In the specific case of LO-LO-Land, an infrastructural system is proposed to define the support and the minimum units that can be organized inside the building, so a first ‘degree 0’ of flexibility is set before defining the organization of the dwelling units. Using the proposed system, the development of the project will take into account every agent involved (users, administration, local industry, etc.) and every regulation in relation to social housing and accessibility in the Basque Country and national wise. The initial distribution will answer the needs fixed by the valid regulations nowadays; in the short term, the productive space will easily admit variations in size and distribution in the event of a normative change.
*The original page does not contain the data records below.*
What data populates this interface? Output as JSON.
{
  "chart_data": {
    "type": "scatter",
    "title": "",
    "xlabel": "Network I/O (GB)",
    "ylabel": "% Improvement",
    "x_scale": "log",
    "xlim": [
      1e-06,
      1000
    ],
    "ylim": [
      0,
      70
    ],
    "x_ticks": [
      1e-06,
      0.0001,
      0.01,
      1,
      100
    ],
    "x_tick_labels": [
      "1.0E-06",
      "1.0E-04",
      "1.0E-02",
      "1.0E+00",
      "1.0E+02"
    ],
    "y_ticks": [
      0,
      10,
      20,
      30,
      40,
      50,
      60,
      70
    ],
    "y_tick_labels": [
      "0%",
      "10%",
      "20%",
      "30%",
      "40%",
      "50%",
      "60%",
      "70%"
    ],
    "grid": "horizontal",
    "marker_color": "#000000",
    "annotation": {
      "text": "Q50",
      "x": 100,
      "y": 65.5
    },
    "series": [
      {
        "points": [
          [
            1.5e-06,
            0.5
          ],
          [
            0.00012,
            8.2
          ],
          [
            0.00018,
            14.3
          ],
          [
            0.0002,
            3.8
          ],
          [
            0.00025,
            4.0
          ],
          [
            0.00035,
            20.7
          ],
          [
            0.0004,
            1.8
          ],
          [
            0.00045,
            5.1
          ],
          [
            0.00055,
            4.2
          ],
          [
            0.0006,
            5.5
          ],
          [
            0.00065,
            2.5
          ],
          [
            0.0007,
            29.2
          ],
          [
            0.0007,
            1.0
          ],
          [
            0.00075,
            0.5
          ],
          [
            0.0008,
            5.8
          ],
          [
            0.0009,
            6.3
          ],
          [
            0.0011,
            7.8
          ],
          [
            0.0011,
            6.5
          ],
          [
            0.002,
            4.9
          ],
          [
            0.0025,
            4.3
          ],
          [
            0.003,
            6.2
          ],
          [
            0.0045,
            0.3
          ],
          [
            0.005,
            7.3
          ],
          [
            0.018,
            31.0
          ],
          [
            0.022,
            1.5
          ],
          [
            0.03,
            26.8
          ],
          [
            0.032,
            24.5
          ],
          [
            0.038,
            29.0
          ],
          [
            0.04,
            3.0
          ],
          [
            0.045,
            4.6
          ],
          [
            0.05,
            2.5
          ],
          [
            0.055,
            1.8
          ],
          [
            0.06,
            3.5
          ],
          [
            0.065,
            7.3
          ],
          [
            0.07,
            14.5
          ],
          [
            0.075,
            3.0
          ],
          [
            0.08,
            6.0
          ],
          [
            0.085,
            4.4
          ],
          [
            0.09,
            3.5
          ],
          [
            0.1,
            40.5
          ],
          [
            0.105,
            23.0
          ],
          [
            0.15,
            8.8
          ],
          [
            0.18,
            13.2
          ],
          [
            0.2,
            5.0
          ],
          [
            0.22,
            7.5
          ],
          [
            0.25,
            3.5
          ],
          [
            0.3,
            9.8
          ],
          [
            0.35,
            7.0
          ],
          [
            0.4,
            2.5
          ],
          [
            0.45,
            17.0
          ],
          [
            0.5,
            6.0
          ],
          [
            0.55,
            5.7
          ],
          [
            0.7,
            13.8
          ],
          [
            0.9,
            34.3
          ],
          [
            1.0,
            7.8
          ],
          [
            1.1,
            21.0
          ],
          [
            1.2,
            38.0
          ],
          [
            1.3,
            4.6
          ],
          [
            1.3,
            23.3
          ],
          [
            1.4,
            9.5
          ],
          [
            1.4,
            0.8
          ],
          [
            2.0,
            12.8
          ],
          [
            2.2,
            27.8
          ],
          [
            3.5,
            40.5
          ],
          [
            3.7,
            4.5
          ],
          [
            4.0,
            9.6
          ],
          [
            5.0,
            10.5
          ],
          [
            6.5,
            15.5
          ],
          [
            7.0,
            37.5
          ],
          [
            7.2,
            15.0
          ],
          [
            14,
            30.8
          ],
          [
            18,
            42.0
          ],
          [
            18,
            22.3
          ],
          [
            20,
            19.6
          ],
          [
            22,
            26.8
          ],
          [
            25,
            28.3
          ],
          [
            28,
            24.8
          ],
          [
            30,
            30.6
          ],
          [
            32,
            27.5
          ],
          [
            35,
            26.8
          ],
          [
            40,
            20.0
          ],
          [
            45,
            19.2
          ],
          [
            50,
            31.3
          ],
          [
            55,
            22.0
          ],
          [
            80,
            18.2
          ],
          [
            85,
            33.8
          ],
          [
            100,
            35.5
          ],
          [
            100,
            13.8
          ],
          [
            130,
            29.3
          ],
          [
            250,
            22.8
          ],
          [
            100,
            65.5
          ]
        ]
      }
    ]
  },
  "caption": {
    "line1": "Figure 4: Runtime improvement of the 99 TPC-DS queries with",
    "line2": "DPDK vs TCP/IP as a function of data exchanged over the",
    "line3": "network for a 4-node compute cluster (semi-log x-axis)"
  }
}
Likewise, the proposed structure admits multiple ways of living, allowing small transformations in the domestic space in the middle term, without affection of the structure. Also the complete transformation in the use of the building was considered, reducing the number of housing units to implement other programs, such as working spaces or community services in case of a future need.

6. Is it the first time you have been awarded a prize at Europan? How could this help you in your professional career?

Carlos (E10 and E13) and Begoña (E13) obtained honorable mentions before, and in 2017 the whole team were awarded with the first prize in Europan 14 – Torrelavega (ES) with the project Vacant Space. This Project was presented in the XX International Conference on Industrial Heritage held in Gijón in September 2018, and has been subject of several meetings with the government and the press of Cantabria. After several years of research and development, we are about to sign a contract with the Government of Cantabria for the redaction of the basic and implementation project. Vacant Space is a project that especially interests us because of the possibility it offers us to confront our ideas with reality and explore the limits of architecture in a deeper way. This second prize in E15 – Lasarte (ES), with the project LO-LO Land, has allowed us to continue researching on the same topic of productive cities, but on a smaller scale and with a very different program.

 

TEAM IDENTITY

Office:
Functions: Architecture
Average age of the associates: 33 years old

Has your team, together or separately, already conceived or implemented some projects and/or won any competition? If yes, which ones?

Built work: Sotogrande Sailing School / Reinosa Community Center / Public Plaza Saint Jacques Trail / Private House / Book Store. Developed Under Construction: Two private houses Competitions: First Prize: Europan 14 Torrelavega (ES) / Sotogrande Sailing School / Reinosa Community Center / Public Plaza Saint Jacques Trail. Third Prize: Mahou Building Restoration. Mention: Europan 10 Entroncamento (PO), Europan 10 Tallín (EE), Europan 13 Helsinki (FI). Finalist: Second Phase Tampere Contemporary Museum Extension.